Di tribun kehormatan Ketua PB PBSI Try Sutrisno beserta istri dan para pengurus PB PBSI yang hadir berangkulan penuh haru menyambut kemenangan Alan Budikusuma tersebut.
Tepuk tangan penonton bergemuruh ketika Alan Budikusuma menerima kalungan Medali Emas dan menerima karangan bunga. Air mata haru tak dapat ditahan Alan Budikusuma bersama Ardy B.Wiranata dan Hermawan Susanto yang berdiri di podium kehormatan serta para penonton yang hadir ketika bendera Merah Putih berkibar dan Indonesia Raya berkumandang sebagai penghormatan atas keberhasilan Alan Budikusuma meraih Medali Emas di Olimpiade Barcelona ini.
Seusai pengalungan medali Alan,Ardy dan Hermawan naik ke tribun kehormatan dan disambut pelukan haru dari Ketua Umum PB PBSI Try Sutrisno dan istri beserta para pengurus PB PBSI yang hadir seperti Justian Suhandinata dll. Ketiganya terlihat begitu terharu atas kesuksesan mereka meraih Medali Emas,Perak dan Perunggu di Olimpiade Barcelona 1992 tersebut.
Alan Budikusuma sendiri berhasil membuktikan kekuatan mentalnya untuk bangkit setelah beberapa bulan sebelumnya sempat dicap sebagai “kambing hitam” kekalahan Indonesia atas Malaysia di final Thomas Cup 1992 oleh publik Indonesia. Secara khusus Alan menyampaikan ucapan terimakasih kepada M.F Siregar dan duet pelatihnya Rudy Hartono dan Indra Gunawan yang terus memberikan motivasi bangkit untuk dirinya.Alan juga memepersembahkan Medali Emas itu untuk seluruh rakyat Indonesia yang terus mendukungnya.
Indonesia sendiri sukses meraih Juara Umum Bulutangkis di Olimpiade Barcelona 1992 tersebut dengan torehan 2 Medali Emas, 2 Medali Perak dan 1 Medali Perunggu.

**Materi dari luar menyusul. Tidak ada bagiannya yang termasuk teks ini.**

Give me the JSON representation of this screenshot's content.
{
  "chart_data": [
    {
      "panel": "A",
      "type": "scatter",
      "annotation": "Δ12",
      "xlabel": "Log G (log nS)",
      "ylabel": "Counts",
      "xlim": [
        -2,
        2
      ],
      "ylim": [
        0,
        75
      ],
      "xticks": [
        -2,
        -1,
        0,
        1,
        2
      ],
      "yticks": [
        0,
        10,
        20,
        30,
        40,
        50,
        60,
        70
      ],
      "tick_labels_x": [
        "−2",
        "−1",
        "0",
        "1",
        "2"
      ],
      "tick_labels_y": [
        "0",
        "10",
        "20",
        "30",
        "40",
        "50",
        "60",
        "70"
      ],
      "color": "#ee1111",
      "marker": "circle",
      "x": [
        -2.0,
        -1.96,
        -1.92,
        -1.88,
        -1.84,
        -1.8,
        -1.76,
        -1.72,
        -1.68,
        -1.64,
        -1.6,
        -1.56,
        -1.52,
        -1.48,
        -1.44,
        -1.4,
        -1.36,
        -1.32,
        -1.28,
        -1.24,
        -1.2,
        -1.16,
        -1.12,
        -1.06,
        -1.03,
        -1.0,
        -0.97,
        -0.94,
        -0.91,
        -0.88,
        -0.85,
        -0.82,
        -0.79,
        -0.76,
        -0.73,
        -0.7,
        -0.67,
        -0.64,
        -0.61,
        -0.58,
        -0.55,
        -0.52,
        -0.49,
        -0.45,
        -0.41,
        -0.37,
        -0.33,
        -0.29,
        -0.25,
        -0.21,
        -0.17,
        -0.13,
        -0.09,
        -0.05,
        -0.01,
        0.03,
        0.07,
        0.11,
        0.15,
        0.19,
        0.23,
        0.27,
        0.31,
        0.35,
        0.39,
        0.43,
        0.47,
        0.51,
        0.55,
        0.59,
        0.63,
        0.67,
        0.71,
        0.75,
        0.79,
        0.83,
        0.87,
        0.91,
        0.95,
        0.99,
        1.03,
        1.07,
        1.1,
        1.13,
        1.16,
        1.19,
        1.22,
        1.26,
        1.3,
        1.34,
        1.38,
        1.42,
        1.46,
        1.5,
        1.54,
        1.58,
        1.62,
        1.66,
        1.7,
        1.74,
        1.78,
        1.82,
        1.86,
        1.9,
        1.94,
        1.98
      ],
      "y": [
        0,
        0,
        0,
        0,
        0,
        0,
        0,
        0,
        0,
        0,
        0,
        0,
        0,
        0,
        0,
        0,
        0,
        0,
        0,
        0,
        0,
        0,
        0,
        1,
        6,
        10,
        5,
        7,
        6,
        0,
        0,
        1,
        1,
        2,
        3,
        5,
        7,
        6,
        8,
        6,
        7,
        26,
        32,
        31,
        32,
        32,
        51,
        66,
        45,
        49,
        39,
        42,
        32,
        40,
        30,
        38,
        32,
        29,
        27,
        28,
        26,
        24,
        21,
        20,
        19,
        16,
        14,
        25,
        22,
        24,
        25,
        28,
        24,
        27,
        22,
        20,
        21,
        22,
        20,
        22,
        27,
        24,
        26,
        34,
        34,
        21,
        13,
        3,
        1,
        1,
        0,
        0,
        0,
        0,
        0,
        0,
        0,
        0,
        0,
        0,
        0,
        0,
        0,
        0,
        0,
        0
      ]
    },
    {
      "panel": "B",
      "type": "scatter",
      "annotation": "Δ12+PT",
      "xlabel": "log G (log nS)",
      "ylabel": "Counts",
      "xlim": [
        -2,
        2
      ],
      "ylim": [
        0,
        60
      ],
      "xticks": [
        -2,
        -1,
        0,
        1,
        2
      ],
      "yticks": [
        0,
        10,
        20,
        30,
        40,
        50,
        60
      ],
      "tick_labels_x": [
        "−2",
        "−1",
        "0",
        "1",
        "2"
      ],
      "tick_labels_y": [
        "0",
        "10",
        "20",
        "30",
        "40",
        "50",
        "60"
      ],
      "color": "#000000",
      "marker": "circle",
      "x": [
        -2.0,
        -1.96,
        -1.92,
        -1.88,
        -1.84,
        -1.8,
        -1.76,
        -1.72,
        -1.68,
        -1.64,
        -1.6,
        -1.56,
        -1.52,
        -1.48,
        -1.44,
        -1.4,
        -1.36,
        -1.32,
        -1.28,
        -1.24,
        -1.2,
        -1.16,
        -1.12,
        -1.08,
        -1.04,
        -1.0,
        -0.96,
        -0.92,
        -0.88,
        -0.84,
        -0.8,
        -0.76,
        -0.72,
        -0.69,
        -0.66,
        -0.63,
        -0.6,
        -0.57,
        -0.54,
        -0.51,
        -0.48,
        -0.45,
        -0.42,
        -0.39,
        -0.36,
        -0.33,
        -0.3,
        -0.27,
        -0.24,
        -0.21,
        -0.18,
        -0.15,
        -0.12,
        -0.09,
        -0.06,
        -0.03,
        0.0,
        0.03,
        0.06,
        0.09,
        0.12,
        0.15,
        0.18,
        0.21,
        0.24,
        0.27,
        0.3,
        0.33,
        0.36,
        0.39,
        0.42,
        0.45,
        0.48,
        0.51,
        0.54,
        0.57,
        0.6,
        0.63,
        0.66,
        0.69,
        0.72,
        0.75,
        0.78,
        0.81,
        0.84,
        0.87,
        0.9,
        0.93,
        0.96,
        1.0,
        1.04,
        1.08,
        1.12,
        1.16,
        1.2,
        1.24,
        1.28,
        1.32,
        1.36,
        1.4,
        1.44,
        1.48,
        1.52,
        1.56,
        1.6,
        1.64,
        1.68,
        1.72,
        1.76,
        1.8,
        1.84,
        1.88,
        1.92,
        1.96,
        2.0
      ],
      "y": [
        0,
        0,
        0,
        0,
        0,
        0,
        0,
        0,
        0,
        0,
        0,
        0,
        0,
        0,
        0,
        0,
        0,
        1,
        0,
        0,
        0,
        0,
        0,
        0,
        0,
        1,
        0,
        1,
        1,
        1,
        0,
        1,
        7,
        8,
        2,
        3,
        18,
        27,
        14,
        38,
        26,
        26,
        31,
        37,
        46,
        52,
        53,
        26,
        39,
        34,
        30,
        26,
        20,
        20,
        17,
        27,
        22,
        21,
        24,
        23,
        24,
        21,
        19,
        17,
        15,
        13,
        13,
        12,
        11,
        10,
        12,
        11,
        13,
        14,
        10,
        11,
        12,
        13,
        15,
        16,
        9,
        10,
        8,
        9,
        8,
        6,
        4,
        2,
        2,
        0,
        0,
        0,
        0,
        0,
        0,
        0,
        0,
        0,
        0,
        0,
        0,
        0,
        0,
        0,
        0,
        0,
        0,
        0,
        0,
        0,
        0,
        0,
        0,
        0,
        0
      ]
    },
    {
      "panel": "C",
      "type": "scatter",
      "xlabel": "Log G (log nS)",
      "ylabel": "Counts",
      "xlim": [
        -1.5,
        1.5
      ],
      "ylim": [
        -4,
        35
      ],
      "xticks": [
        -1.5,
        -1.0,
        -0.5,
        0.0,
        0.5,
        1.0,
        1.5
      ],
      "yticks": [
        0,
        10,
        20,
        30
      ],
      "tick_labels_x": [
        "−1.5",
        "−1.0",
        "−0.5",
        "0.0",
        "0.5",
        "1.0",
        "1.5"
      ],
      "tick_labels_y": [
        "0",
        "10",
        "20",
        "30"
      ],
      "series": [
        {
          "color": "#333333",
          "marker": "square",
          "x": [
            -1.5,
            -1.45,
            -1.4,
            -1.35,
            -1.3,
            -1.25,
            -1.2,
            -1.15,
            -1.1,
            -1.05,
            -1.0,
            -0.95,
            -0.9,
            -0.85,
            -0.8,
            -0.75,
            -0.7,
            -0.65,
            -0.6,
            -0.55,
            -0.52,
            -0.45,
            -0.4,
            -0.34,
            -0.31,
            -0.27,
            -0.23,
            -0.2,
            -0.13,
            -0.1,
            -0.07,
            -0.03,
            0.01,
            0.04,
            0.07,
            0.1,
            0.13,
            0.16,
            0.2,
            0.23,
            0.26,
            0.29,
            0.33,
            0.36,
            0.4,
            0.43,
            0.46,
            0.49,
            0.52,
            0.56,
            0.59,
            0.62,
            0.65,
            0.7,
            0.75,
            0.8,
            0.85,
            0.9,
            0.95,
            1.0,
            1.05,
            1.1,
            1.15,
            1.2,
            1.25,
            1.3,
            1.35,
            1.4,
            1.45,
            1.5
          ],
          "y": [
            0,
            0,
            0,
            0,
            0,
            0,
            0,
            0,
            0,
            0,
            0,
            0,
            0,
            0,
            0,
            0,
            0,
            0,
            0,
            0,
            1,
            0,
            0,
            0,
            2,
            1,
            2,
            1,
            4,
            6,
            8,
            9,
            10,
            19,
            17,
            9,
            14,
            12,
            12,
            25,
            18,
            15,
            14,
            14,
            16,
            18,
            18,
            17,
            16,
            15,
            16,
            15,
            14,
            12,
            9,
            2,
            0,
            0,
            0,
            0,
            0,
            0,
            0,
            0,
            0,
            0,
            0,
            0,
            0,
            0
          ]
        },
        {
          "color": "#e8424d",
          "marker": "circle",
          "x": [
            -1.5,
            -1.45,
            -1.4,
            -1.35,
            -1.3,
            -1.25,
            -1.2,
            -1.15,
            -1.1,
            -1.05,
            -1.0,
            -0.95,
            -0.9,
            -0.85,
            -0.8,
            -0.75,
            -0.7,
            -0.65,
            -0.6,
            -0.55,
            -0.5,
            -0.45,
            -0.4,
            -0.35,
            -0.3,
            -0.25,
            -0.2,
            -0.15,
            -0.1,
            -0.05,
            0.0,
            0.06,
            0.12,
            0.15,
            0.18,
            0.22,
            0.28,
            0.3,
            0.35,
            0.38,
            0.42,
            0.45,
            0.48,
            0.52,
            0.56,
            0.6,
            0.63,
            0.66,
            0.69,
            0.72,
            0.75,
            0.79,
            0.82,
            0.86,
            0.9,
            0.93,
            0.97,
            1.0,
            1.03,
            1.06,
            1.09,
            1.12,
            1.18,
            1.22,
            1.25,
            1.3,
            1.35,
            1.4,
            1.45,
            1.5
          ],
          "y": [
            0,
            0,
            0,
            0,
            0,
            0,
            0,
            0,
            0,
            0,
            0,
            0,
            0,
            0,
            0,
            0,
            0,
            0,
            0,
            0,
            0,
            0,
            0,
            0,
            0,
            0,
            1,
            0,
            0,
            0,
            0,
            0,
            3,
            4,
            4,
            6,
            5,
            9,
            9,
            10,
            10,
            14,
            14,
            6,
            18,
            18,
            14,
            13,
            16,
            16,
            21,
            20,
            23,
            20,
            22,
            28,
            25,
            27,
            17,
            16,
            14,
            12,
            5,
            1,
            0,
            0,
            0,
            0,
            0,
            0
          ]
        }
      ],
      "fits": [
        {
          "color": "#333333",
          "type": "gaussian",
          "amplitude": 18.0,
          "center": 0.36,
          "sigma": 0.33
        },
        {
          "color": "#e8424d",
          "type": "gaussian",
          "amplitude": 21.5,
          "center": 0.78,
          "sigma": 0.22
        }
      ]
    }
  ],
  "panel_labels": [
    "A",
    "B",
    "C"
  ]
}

Medali Emas diraih oleh Susy Susanti dan Alan Budikusuma.Medali Perak diraih oleh Ardy B.Wiranata dan pasangan Eddy Hartono/Rudy Gunawan dan Medali Perunggu diraih oleh Hermawan Susanto.
Torehan prestasi para atlet bulutangkis ini mengakhiri penantian 40 tahun sejak Indonesia pertama kali tampil di Olimpiade 1952 di Helsinki untuk meraih Medali Emas sekaligus membuat lagu kebangsaan Indonesia Raya berkumandang dan bendera Merah Putih berkibar di tempat tertinggi pada penyelenggaraan Olimpiade.
Selain itu torehan medali dari bulutangkis ini menempatkan Indonesia di posisi ke-24 pada klasemen akhir perolehan medali Olimpiade 1992.Prestasi ini naik 12 tingkat dari peringkat Indonesia di Olimpiade 1988. Bulutangkis sendiri menjadi satu – satunya cabang olahraga yang menyumbangkan medali bagi Indonesia di Olimpiade 1992 tersebut.
Itulah momen bersejarah ketika Indonesia Berjaya di pertandingan Bulutangkis Olimpiade yang pertama kali digelar secara resmi di Olimpiade Barcelona 1992. Semoga di Olimpiade Paris 2024 ini bulutangkis Indonesia kembali menyumbangkan medali emas untuk Indonesia.